Hölderlins Wahrnehmung einer entgötterten Welt ist modern und archaisch zugleich. Modern in der radikalen Loslösung von tradierten theologischen Modellen und in der Überwindung rationalistischer Positionen, archaisch in der Rückwendung zum magischen Lebensgefühl längst vergangener Zeiten und in der Konzeption der Rolle des Dichters als priesterähnlicher Verkünder des Göttlichen.

"Was bleibet aber, stiften die Dichter" heißt die letzte Zeile der Hymne Andenken; Simon Dach hatte gut 150 Jahre vorher ein Gedicht mit den Worten abgeschlossen: "Es ist kein Reim, wofern ihn Geist vnd Leben schreibt, / Der vnß der Ewigkeit nicht eilends einverleibt" und sich damit auf die Ode des Horaz berufen Exegi monumentum aere perennius [Ich habe ein Denkmal geschaffen, das haltbarer ist als Erz]. Ging es hier um eine Überhöhung der Wirklichkeit durch Poesie, so hat sich die Richtung des Vorgangs im ausgehenden 18. Jahrhundert umgedreht: nicht die Kunst erhebt mehr ihren Gegenstand, sondern sie selbst wird zum Ausdruck der Verbindung zum Transzendenten.
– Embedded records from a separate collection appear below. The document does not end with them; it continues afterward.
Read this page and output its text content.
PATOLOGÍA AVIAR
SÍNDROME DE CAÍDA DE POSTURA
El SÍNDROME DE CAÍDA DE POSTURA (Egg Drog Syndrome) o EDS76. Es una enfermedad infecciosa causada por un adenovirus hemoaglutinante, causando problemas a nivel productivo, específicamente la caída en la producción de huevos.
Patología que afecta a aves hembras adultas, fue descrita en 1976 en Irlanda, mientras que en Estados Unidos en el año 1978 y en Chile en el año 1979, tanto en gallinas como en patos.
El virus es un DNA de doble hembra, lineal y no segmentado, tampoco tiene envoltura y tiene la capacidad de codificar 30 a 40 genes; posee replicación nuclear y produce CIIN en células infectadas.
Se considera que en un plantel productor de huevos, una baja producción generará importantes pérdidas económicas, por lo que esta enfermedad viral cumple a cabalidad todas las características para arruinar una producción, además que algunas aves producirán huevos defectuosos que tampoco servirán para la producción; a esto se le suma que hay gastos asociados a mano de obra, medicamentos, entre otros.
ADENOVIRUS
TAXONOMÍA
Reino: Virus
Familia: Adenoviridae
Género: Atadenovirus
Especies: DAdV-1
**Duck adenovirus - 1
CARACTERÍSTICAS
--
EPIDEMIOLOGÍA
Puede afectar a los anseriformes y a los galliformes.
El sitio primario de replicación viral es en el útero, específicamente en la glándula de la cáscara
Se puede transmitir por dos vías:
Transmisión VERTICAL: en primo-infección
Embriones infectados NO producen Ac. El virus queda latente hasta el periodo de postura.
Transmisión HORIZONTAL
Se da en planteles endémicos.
Goethe lässt seinen Tasso ausrufen: "Und wenn der Mensch in seiner Qual verstummt, / Gab mir ein Gott, zu sagen, wie ich leide." – Hölderlin geht noch weiter: die Aufgabe des Dichters ist es nicht, das persönliche oder allgemeine Leid auszudrücken, "denn es gilt ein anders", sagt er in der Ode Dichterberuf:

"Zu Sorg und Dienst den Dichtenden anvertraut!
Der Höchste, der ists, dem wir geeignet sind,
Daß näher, immerneu besungen,
Ihn die befreundete Brust vernehme."

Hölderlins Auffassung vom Dichtertum hat in der Titelfigur seines unvollendeten dramatischen Versuches Der Tod des Empedokles ihre wohl konsequenteste Ausformung gefunden. Der griechische Philosoph und Dichter Empedokles, der im 5. vorchristlichen Jahrhundert auf Sizilien lebt, auch als Priester und Arzt wirkt und als Volksführer an der Beseitigung der Oligarchie beteiligt ist, gibt die ideale Vorlage für Hölderlins Darstellung der Dichter-Problematik ab. Seine dunklen, der orphischen Mystik verbundenen Schriften enthalten Elemente von unübersehbarer Affinität mit Hölderlins Denken; seinen legendären Freitod in den Flammen des Ätna sieht der spätgeborene Geistesverwandte nicht als Akt der Verzweiflung, sondern als Vollzug der Wiedervereinigung, also auch der Versöhnung mit dem Göttlichen: der Natur.